Micro content is great for quick discovery and short term traffic boosts. While long form content is necessary for showing up in search engine results and building authority.
Both have a place in a well rounded and diversified content strategy. The challenge is finding a balance between creating micro and long-form content.
And I have just the trick for that. You need to build a content cake.
You’re probably wondering what cake has to do with content strategy? Just hear me out. It will all make sense.
Content cake is a metaphor for my simple and effective content strategy. The same strategy that helps me produce content that attracts the right people, nurture, and convert them to buyers.

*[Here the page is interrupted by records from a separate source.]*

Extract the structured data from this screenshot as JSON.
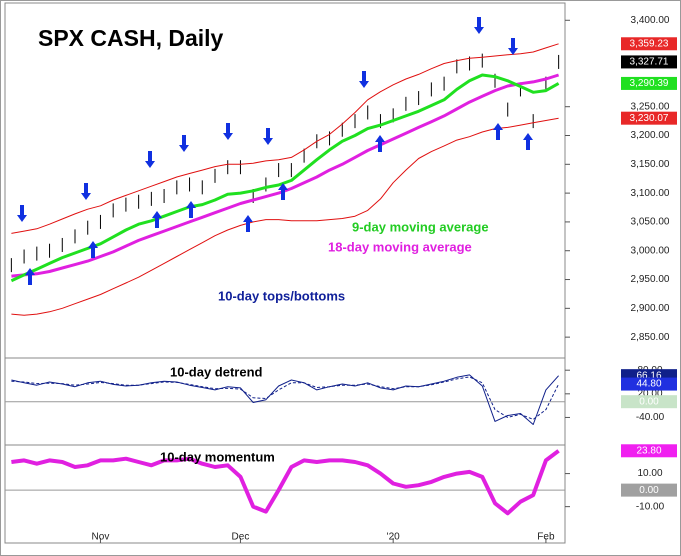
{
  "chart_data": [
    {
      "type": "line",
      "title": "SPX CASH, Daily",
      "categories": [
        null,
        null,
        null,
        null,
        null,
        null,
        null,
        "Nov",
        null,
        null,
        null,
        null,
        null,
        null,
        null,
        null,
        null,
        null,
        "Dec",
        null,
        null,
        null,
        null,
        null,
        null,
        null,
        null,
        null,
        null,
        null,
        "'20",
        null,
        null,
        null,
        null,
        null,
        null,
        null,
        null,
        null,
        null,
        null,
        "Feb",
        null
      ],
      "ylim": [
        2819,
        3430
      ],
      "yticks": [
        {
          "value": 3400,
          "label": "3,400.00"
        },
        {
          "value": 3250,
          "label": "3,250.00"
        },
        {
          "value": 3200,
          "label": "3,200.00"
        },
        {
          "value": 3150,
          "label": "3,150.00"
        },
        {
          "value": 3100,
          "label": "3,100.00"
        },
        {
          "value": 3050,
          "label": "3,050.00"
        },
        {
          "value": 3000,
          "label": "3,000.00"
        },
        {
          "value": 2950,
          "label": "2,950.00"
        },
        {
          "value": 2900,
          "label": "2,900.00"
        },
        {
          "value": 2850,
          "label": "2,850.00"
        }
      ],
      "series": [
        {
          "style": "bars",
          "color": "#000000",
          "values": [
            2975,
            2990,
            2995,
            3000,
            3010,
            3025,
            3040,
            3050,
            3070,
            3080,
            3085,
            3090,
            3095,
            3110,
            3115,
            3110,
            3130,
            3145,
            3145,
            3095,
            3115,
            3140,
            3140,
            3165,
            3190,
            3195,
            3210,
            3225,
            3240,
            3225,
            3235,
            3255,
            3265,
            3280,
            3290,
            3320,
            3325,
            3330,
            3295,
            3245,
            3280,
            3225,
            3290,
            3327.71
          ]
        },
        {
          "color": "#e01010",
          "values": [
            3030,
            3034,
            3038,
            3046,
            3055,
            3064,
            3072,
            3078,
            3088,
            3096,
            3104,
            3112,
            3120,
            3128,
            3134,
            3140,
            3146,
            3150,
            3150,
            3152,
            3156,
            3158,
            3162,
            3175,
            3190,
            3202,
            3220,
            3240,
            3262,
            3276,
            3288,
            3298,
            3306,
            3316,
            3325,
            3330,
            3334,
            3336,
            3338,
            3340,
            3342,
            3345,
            3352,
            3359.23
          ]
        },
        {
          "color": "#e01010",
          "values": [
            2890,
            2888,
            2890,
            2894,
            2900,
            2908,
            2916,
            2924,
            2934,
            2944,
            2954,
            2966,
            2978,
            2990,
            3002,
            3014,
            3026,
            3036,
            3044,
            3050,
            3054,
            3054,
            3052,
            3052,
            3052,
            3054,
            3056,
            3060,
            3070,
            3090,
            3118,
            3140,
            3160,
            3172,
            3182,
            3192,
            3198,
            3206,
            3212,
            3214,
            3218,
            3222,
            3226,
            3230.07
          ]
        },
        {
          "name": "18-day moving average",
          "color": "#e020e0",
          "width": 3,
          "values": [
            2956,
            2958,
            2960,
            2964,
            2970,
            2976,
            2982,
            2990,
            2998,
            3008,
            3018,
            3026,
            3034,
            3042,
            3050,
            3058,
            3066,
            3074,
            3082,
            3088,
            3094,
            3100,
            3108,
            3118,
            3128,
            3140,
            3150,
            3162,
            3174,
            3184,
            3194,
            3204,
            3214,
            3224,
            3234,
            3246,
            3258,
            3268,
            3278,
            3286,
            3290,
            3293,
            3298,
            3305
          ]
        },
        {
          "name": "9-day moving average",
          "color": "#20e020",
          "width": 3,
          "values": [
            2948,
            2958,
            2968,
            2978,
            2988,
            2996,
            3004,
            3012,
            3024,
            3036,
            3046,
            3052,
            3060,
            3068,
            3076,
            3080,
            3088,
            3098,
            3100,
            3104,
            3110,
            3114,
            3122,
            3140,
            3158,
            3175,
            3190,
            3200,
            3212,
            3218,
            3226,
            3234,
            3242,
            3252,
            3262,
            3280,
            3295,
            3305,
            3302,
            3295,
            3285,
            3275,
            3278,
            3290.39
          ]
        }
      ],
      "tags": [
        {
          "value": 3359.23,
          "label": "3,359.23",
          "color": "#e82828",
          "text": "#ffffff"
        },
        {
          "value": 3327.71,
          "label": "3,327.71",
          "color": "#000000",
          "text": "#ffffff"
        },
        {
          "value": 3290.39,
          "label": "3,290.39",
          "color": "#20e020",
          "text": "#ffffff"
        },
        {
          "value": 3230.07,
          "label": "3,230.07",
          "color": "#e82828",
          "text": "#ffffff"
        }
      ]
    },
    {
      "type": "line",
      "title": "10-day detrend",
      "ylim": [
        -110,
        111
      ],
      "yticks": [
        {
          "value": 80,
          "label": "80.00"
        },
        {
          "value": 20,
          "label": "20.00"
        },
        {
          "value": -40,
          "label": "-40.00"
        }
      ],
      "hline": 0,
      "series": [
        {
          "color": "#10208a",
          "values": [
            55,
            48,
            42,
            50,
            45,
            38,
            48,
            52,
            44,
            40,
            42,
            48,
            52,
            50,
            42,
            36,
            30,
            38,
            35,
            -2,
            5,
            40,
            55,
            48,
            30,
            38,
            45,
            40,
            48,
            35,
            30,
            40,
            38,
            45,
            52,
            62,
            68,
            40,
            -50,
            -35,
            -30,
            -58,
            30,
            66.16
          ]
        },
        {
          "color": "#10208a",
          "dash": true,
          "values": [
            52,
            50,
            46,
            47,
            46,
            42,
            45,
            49,
            46,
            42,
            42,
            46,
            50,
            49,
            44,
            38,
            33,
            34,
            32,
            10,
            8,
            30,
            48,
            48,
            36,
            38,
            42,
            42,
            45,
            38,
            33,
            38,
            38,
            43,
            50,
            58,
            63,
            48,
            -20,
            -40,
            -32,
            -45,
            -20,
            44.8
          ]
        }
      ],
      "tags": [
        {
          "value": 66.16,
          "label": "66.16",
          "color": "#10208a",
          "text": "#ffffff"
        },
        {
          "value": 44.8,
          "label": "44.80",
          "color": "#2030e0",
          "text": "#ffffff"
        },
        {
          "value": 0,
          "label": "0.00",
          "color": "#c8e4c8",
          "text": "#ffffff"
        }
      ]
    },
    {
      "type": "line",
      "title": "10-day momentum",
      "ylim": [
        -32,
        27.3
      ],
      "yticks": [
        {
          "value": 10,
          "label": "10.00"
        },
        {
          "value": -10,
          "label": "-10.00"
        }
      ],
      "hline": 0,
      "series": [
        {
          "color": "#e020e0",
          "width": 4,
          "values": [
            17,
            18,
            16,
            18,
            17,
            14,
            15,
            18,
            18,
            19,
            17,
            15,
            18,
            18,
            19,
            16,
            14,
            15,
            8,
            -10,
            -13,
            0,
            14,
            18,
            17,
            18,
            18,
            17,
            15,
            10,
            4,
            2,
            3,
            5,
            8,
            10,
            11,
            8,
            -8,
            -14,
            -7,
            -3,
            18,
            23.8
          ]
        }
      ],
      "tags": [
        {
          "value": 23.8,
          "label": "23.80",
          "color": "#f020f0",
          "text": "#ffffff"
        },
        {
          "value": 0,
          "label": "0.00",
          "color": "#a0a0a0",
          "text": "#ffffff"
        }
      ]
    }
  ]
}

Here’s how to build your own content cake:
Part 1 of the Content Cake: Foundational Articles aka Cake Layers
Every good cake starts with delicious cake layers because without them you won’t have a solid foundation to build on. The same thing goes for your content strategy. You need foundational articles to build the rest of your strategy on.

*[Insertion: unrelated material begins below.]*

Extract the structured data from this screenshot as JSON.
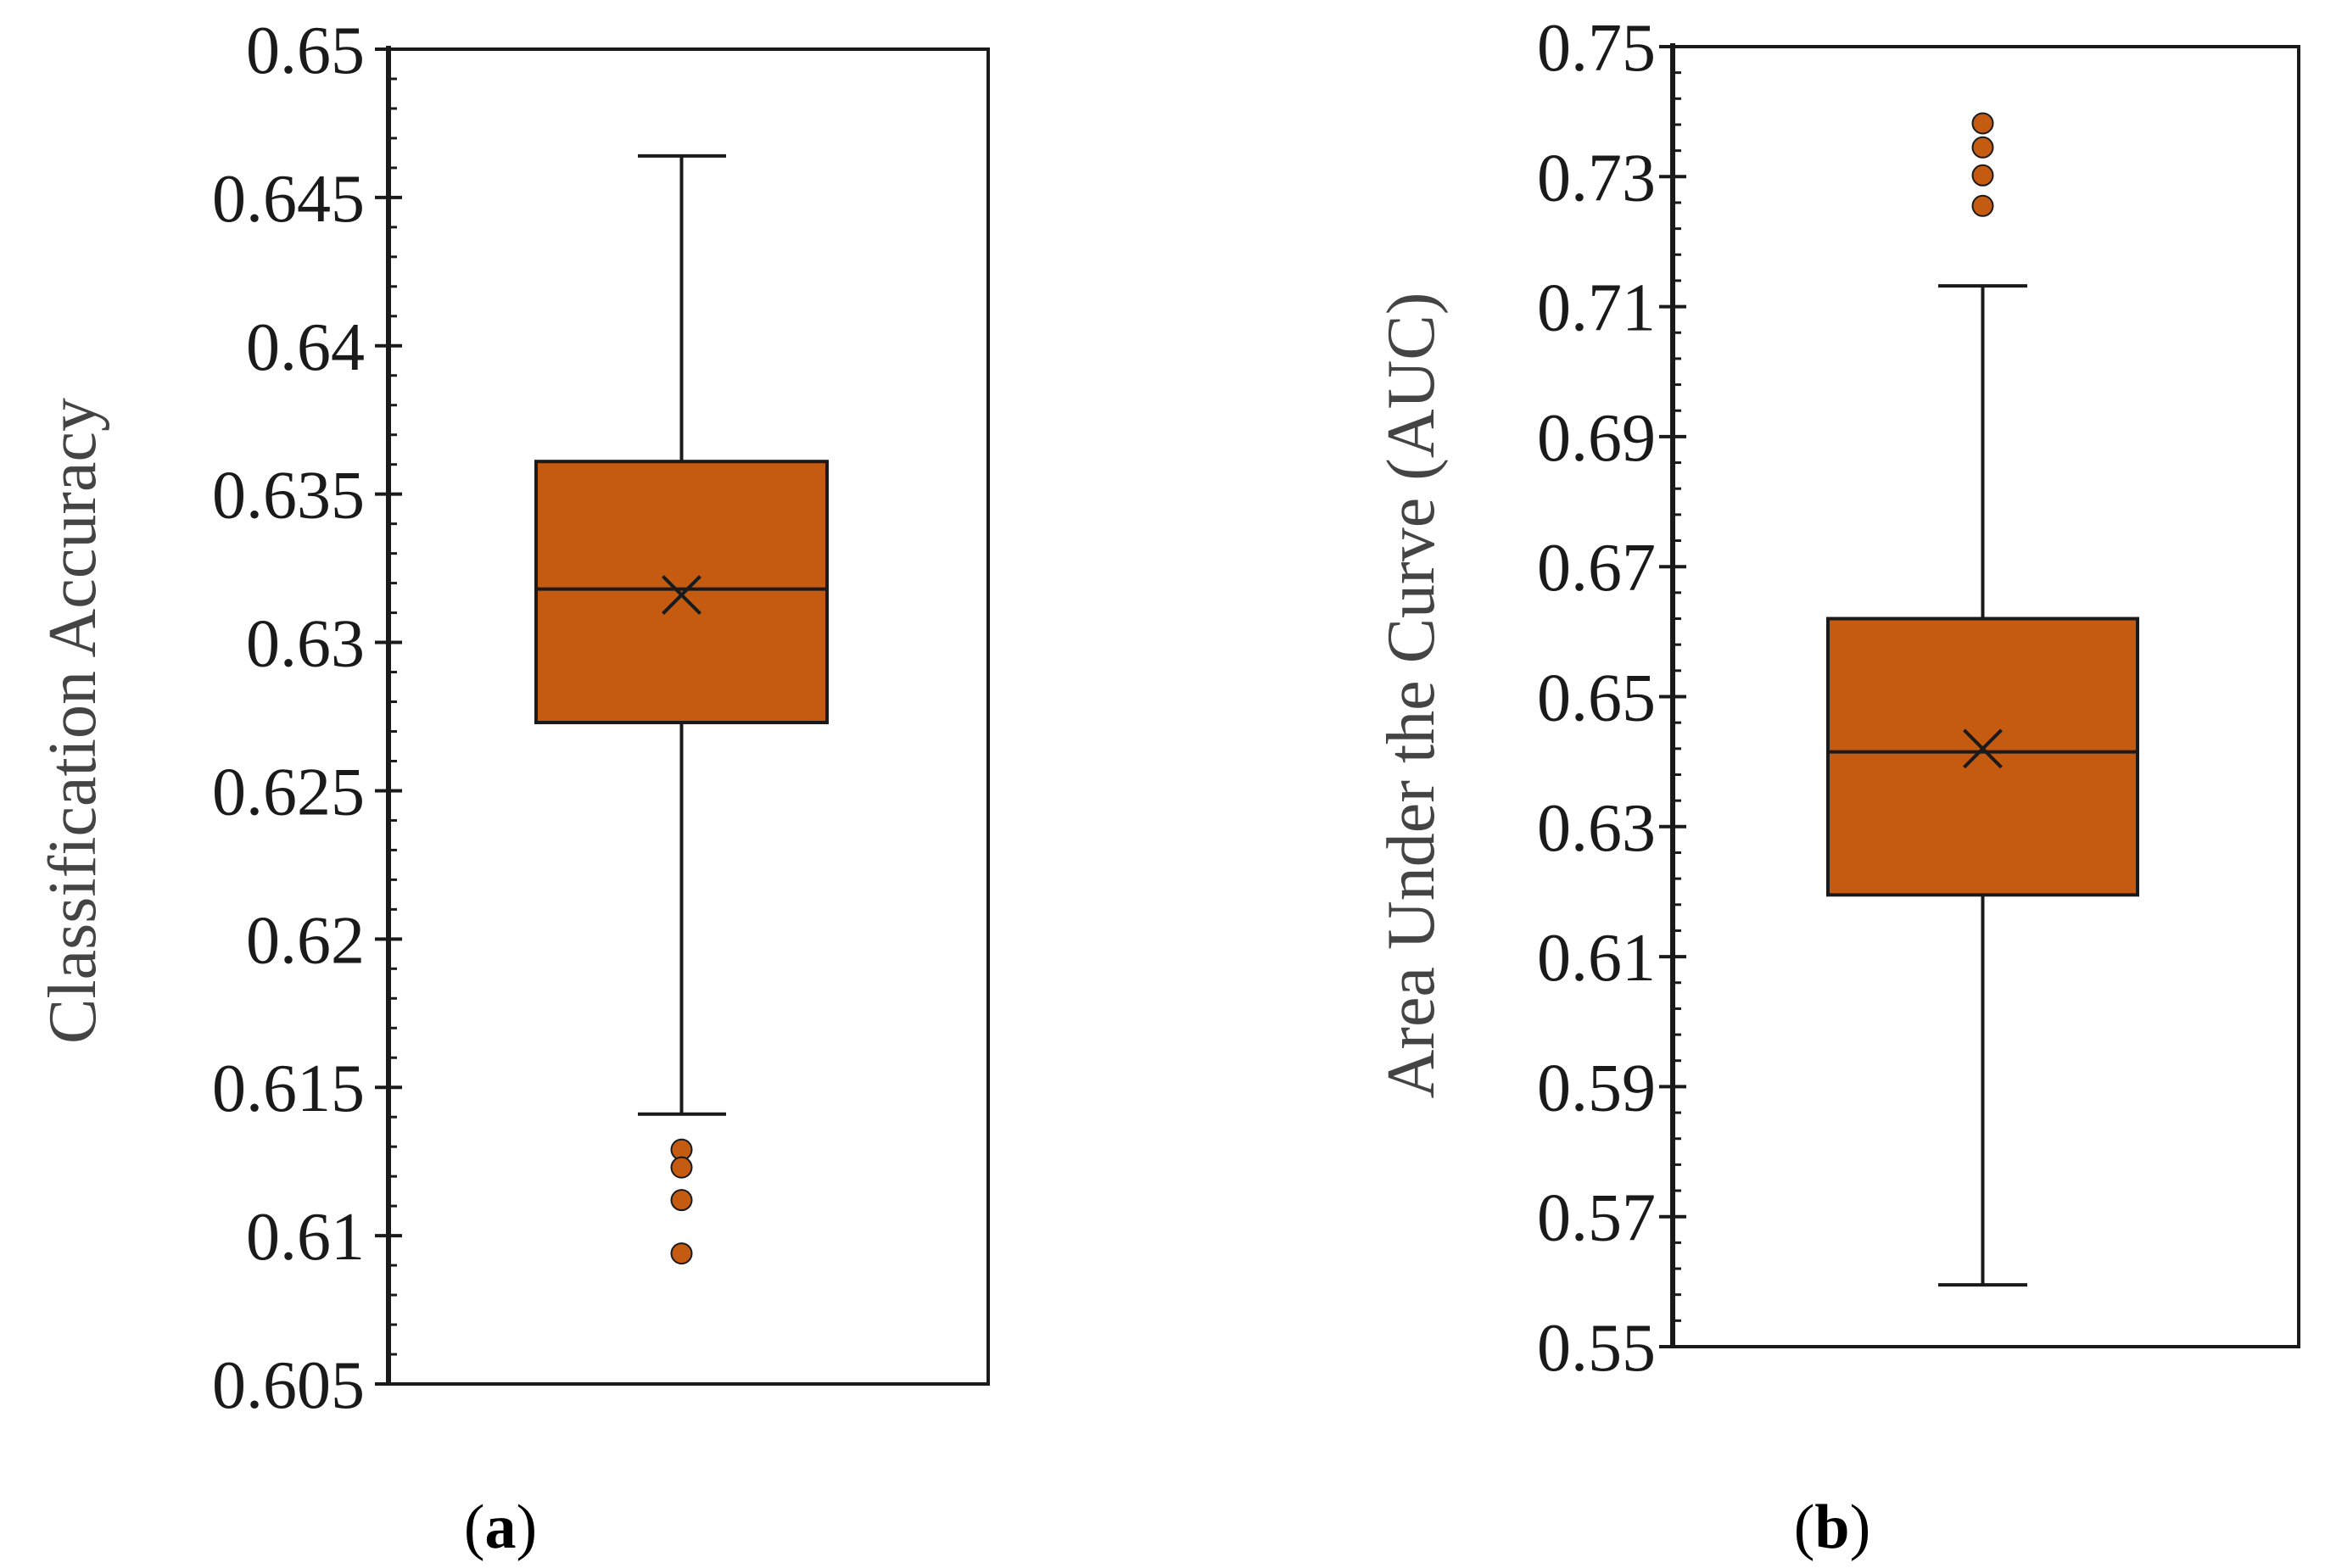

Foundation articles are 5-10 written pieces of content related to your niche and audience. Over time, these articles will attract your ideal audience via search engine traffic.

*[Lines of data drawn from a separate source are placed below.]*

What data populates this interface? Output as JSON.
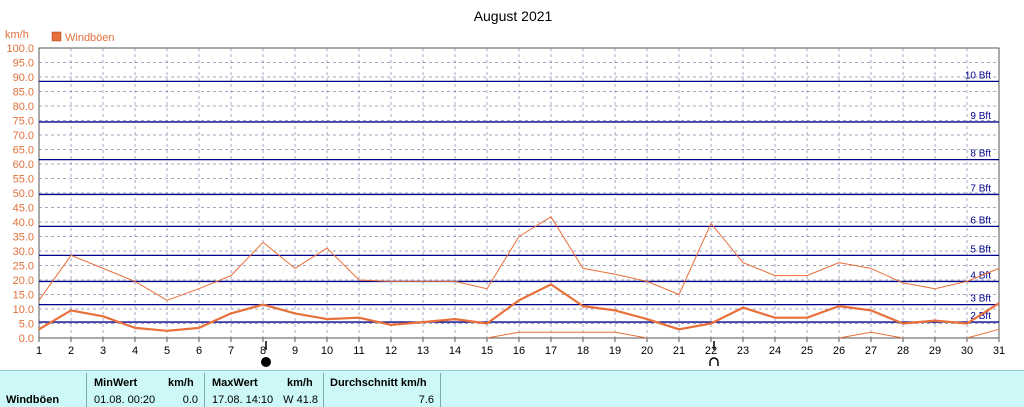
{
  "chart_data": {
    "type": "line",
    "title": "August 2021",
    "ylabel": "km/h",
    "legend": [
      "Windböen"
    ],
    "ylim": [
      0,
      100
    ],
    "yticks": [
      "0.0",
      "5.0",
      "10.0",
      "15.0",
      "20.0",
      "25.0",
      "30.0",
      "35.0",
      "40.0",
      "45.0",
      "50.0",
      "55.0",
      "60.0",
      "65.0",
      "70.0",
      "75.0",
      "80.0",
      "85.0",
      "90.0",
      "95.0",
      "100.0"
    ],
    "x": [
      "1",
      "2",
      "3",
      "4",
      "5",
      "6",
      "7",
      "8",
      "9",
      "10",
      "11",
      "12",
      "13",
      "14",
      "15",
      "16",
      "17",
      "18",
      "19",
      "20",
      "21",
      "22",
      "23",
      "24",
      "25",
      "26",
      "27",
      "28",
      "29",
      "30",
      "31"
    ],
    "series": [
      {
        "name": "Windböen",
        "role": "mean",
        "values": [
          3,
          9.5,
          7.5,
          3.5,
          2.5,
          3.5,
          8.5,
          11.5,
          8.5,
          6.5,
          7,
          4.5,
          5.5,
          6.5,
          5,
          13,
          18.5,
          11,
          9.5,
          6.5,
          3,
          5,
          10.5,
          7,
          7,
          11,
          9.5,
          5,
          6,
          5,
          12
        ]
      },
      {
        "role": "max",
        "values": [
          13,
          28.5,
          24,
          19.5,
          13,
          17,
          21.5,
          33,
          24,
          31,
          20,
          19.5,
          19.5,
          19.5,
          17,
          35,
          41.8,
          24,
          22,
          19.5,
          15,
          39.5,
          26,
          21.5,
          21.5,
          26,
          24,
          19,
          17,
          19.5,
          24
        ]
      },
      {
        "role": "min",
        "values": [
          null,
          null,
          null,
          null,
          null,
          null,
          null,
          null,
          null,
          null,
          null,
          null,
          null,
          null,
          0,
          2,
          2,
          2,
          2,
          0,
          null,
          null,
          null,
          null,
          null,
          0,
          2,
          0,
          null,
          0,
          3
        ]
      }
    ],
    "bft_lines": [
      {
        "label": "2 Bft",
        "value": 5.5
      },
      {
        "label": "3 Bft",
        "value": 11.5
      },
      {
        "label": "4 Bft",
        "value": 19.5
      },
      {
        "label": "5 Bft",
        "value": 28.5
      },
      {
        "label": "6 Bft",
        "value": 38.5
      },
      {
        "label": "7 Bft",
        "value": 49.5
      },
      {
        "label": "8 Bft",
        "value": 61.5
      },
      {
        "label": "9 Bft",
        "value": 74.5
      },
      {
        "label": "10 Bft",
        "value": 88.5
      }
    ],
    "moon_phases": [
      {
        "day": 8,
        "phase": "new-moon"
      },
      {
        "day": 22,
        "phase": "full-moon"
      }
    ],
    "colors": {
      "series": "#e8703a",
      "bft": "#00008b",
      "grid": "#8888aa",
      "legend_box": "#e8703a"
    },
    "grid": true
  },
  "stats": {
    "row_label": "Windböen",
    "min_header": "MinWert",
    "unit1": "km/h",
    "min_time": "01.08.  00:20",
    "min_value": "0.0",
    "max_header": "MaxWert",
    "unit2": "km/h",
    "max_time": "17.08.  14:10",
    "max_value": "W 41.8",
    "avg_header": "Durchschnitt km/h",
    "avg_value": "7.6"
  }
}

As I mentioned earlier, it’s your content that helps your ideal audience find you online. So every foundation article needs to focus on solving a problem or resolving a challenge for your audience. This is marketing 101.
Your audience is out there searching for answers and your goal is to answer those questions in your foundational articles.
If you’re in need of some ideas for your foundation articles, a few good places to start are:
- Answer The Public
- Google Search Autocomplete
Part 2 of the Content Cake: Email aka Frosting
Yellow cake is delicious but do you know how to make it next level? You add frosting.
Email is your frosting.
Having people read your foundational articles is great but you want them to take the next step to learn more about your business and what you have to offer. Email is how you deepen the relationship.
People buy from people who they know, like, and trust. Sending email consistently is a great way to build up that trust factor.
The other great benefit of email is that it’s permission-based marketing meaning audience members who opt-in to receive emails from you have agreed to be marketed too.
This is why email needs to be a part of your content strategy. You can deliver value and sell to your audience.
If you need ideas for the types of emails you can send, go back to episode 90. In episode 91, I shared 4 email sequences that your creative business should have.
Just a heads up, as text marketing gains steam, you may be able to build the same like, know, and trust with text messages instead of email.
Part 3 of the Content Cake: Social Media aka Sprinkles
Social media is your sprinkles.
Everybody loves sprinkles because sprinkles are fun. They’re tiny, colorful, and make every cake feel festive. But you don’t build a cake with sprinkles first, so why would you do that with your content strategy?
This is what most creative business owners get wrong, they are too focused on the sprinkles. They skip the foundation articles, neglect their email list, and run over to Tik Tok to shimmy and point at words on the screen.
Social media like sprinkles come last. If you did a good job with the rest of your content strategy, you won’t need to be a slave to social media to reach your goals.
Your foundation articles and newsletter content can be broken down into micro content to fill your social media queue. This is great because you’re getting more mileage out of the content you’ve already created.
One foundational article can be turned into quote graphics, Instagram carousels, topics for live streams, or Twitter threads.
The bottom line is that social media is a lot of work for diminishing returns but with a smart strategy in place you’ll look like a pro in all of the places your audience finds you.
Don’t sleep on the power of a good content strategy. It’s the most effective way to standout out in the noisy online space.
I’m curious to know do you have a content strategy to get the word out about your business? Talk to me in the comments about it. If not, what’s stopping you from creating one?